When the COVID-19 outbreak hit the northeast, Connecticut was quick to take initiative and implement measures to mitigate the spread of the virus. One of these measures was to conduct studies on the indoor air quality and ventilation rates of the state’s educational facilities. While the numerous companies assisting with these studies and corrections helped bring many of these schools’ HVAC systems to a code-compliant level, it shed even more light on how underfunded and undermaintained many of the State’s school facility systems were. Once the initial COVID era ended, the state worked quickly to assess the current findings and develop a plan to help better maintain school facilities moving forward.
After numerous revisions, formal direction was provided in the Connecticut General Statue Section 10-220 “Duties of Boards of Education”. Among the regulations provided by the State regarding the requirements of boards of education, the state focused on the HVAC systems in section 3. Under the requirements, the statute states:
“Prior to January 1, 2024 and every five years thereafter, a local or regional board of education shall provide a uniform inspection and evaluation of the heating, ventilation and air conditions system with each school building under its jurisdiction”.
The statute goes on to outline who is qualified to conduct the assessments, and what specific portions of the HVAC system should be included in the study. Areas such as air filter efficiency, outside air delivery rates, and verification of control sequences are all required to be assessed in the initial study. However, the most important and impactful addition to the statute is found in the final reporting requirement:
“The ventilation systems inspection and evaluation shall identify to what extent each school’s current ventilation system components, including any existing central non central mechanical systems, are operating in such a manner as to provide appropriate ventilation to the school building in accordance with most recent indoor ventilation standards promulgated by the American Society of Heating, Refrigerating and Air-Conditioning Engineers (ASHRAE).”
Unfortunately, many of the COVID studies shared a similar narrative: that many public schools’ HVAC systems were outdated, past their useful life expectancy, and were providing outside air levels below the current design ASHRAE guidelines.

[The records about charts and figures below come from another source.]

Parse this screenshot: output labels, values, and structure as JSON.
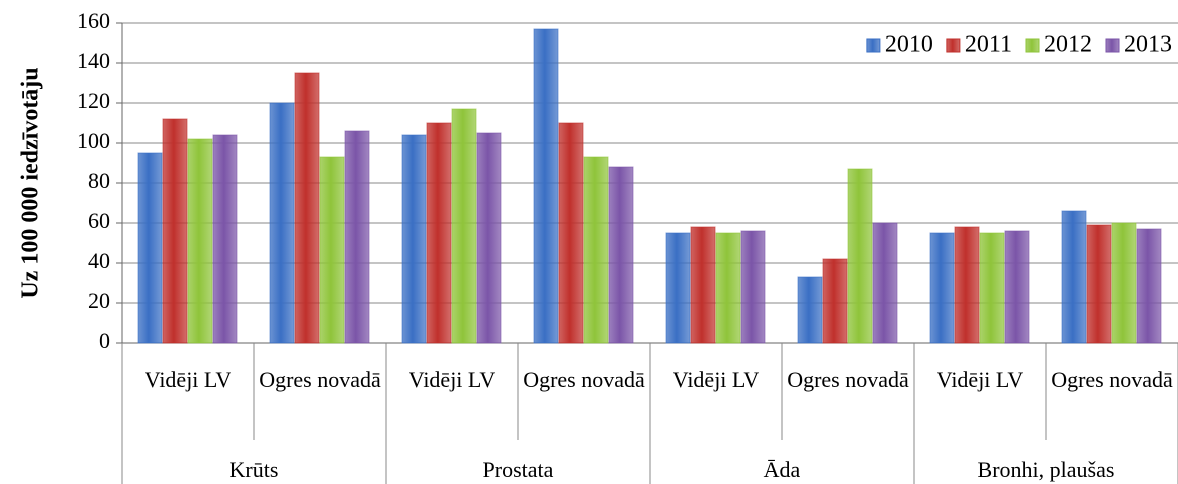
{
  "chart_data": {
    "type": "bar",
    "ylabel": "Uz 100 000 iedzīvotāju",
    "groups": [
      "Krūts",
      "Prostata",
      "Āda",
      "Bronhi, plaušas"
    ],
    "categories": [
      "Vidēji LV",
      "Ogres novadā",
      "Vidēji LV",
      "Ogres novadā",
      "Vidēji LV",
      "Ogres novadā",
      "Vidēji LV",
      "Ogres novadā"
    ],
    "series": [
      {
        "name": "2010",
        "color": "#3a6fc4",
        "values": [
          95,
          120,
          104,
          157,
          55,
          33,
          55,
          66
        ]
      },
      {
        "name": "2011",
        "color": "#c0302c",
        "values": [
          112,
          135,
          110,
          110,
          58,
          42,
          58,
          59
        ]
      },
      {
        "name": "2012",
        "color": "#8fc43a",
        "values": [
          102,
          93,
          117,
          93,
          55,
          87,
          55,
          60
        ]
      },
      {
        "name": "2013",
        "color": "#7b55a8",
        "values": [
          104,
          106,
          105,
          88,
          56,
          60,
          56,
          57
        ]
      }
    ],
    "ylim": [
      0,
      160
    ],
    "yticks": [
      0,
      20,
      40,
      60,
      80,
      100,
      120,
      140,
      160
    ],
    "grid": true,
    "legend": "top-right"
  }
}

Upgrading a school’s HVAC systems is no simple task, and not a cheap one either. Often when design and construction budgets are presented for infrastructure upgrades, they are quickly turned down due to tight town budgets and expensive costs.
While the State statute may never fully solve this problem, the routine inspection and assessment of the school’s facilities is a great starting point. By building these assessments into a district’s curriculum, it will provide an ongoing image of how the facility is aging compared to the latest code ventilation requirements. While it’s not reasonable to expect an HVAC system to be upgraded every time the code is updated, the assessments will provide a timeline of the review and should help the district make a timely decision for when an upgrade is warranted. In addition, it is more important than ever to ensure a third-party firm is used for the building assessment. A third-party assessor is free of any ties to manufacturers and special interests and can help make neutral recommendations for any system.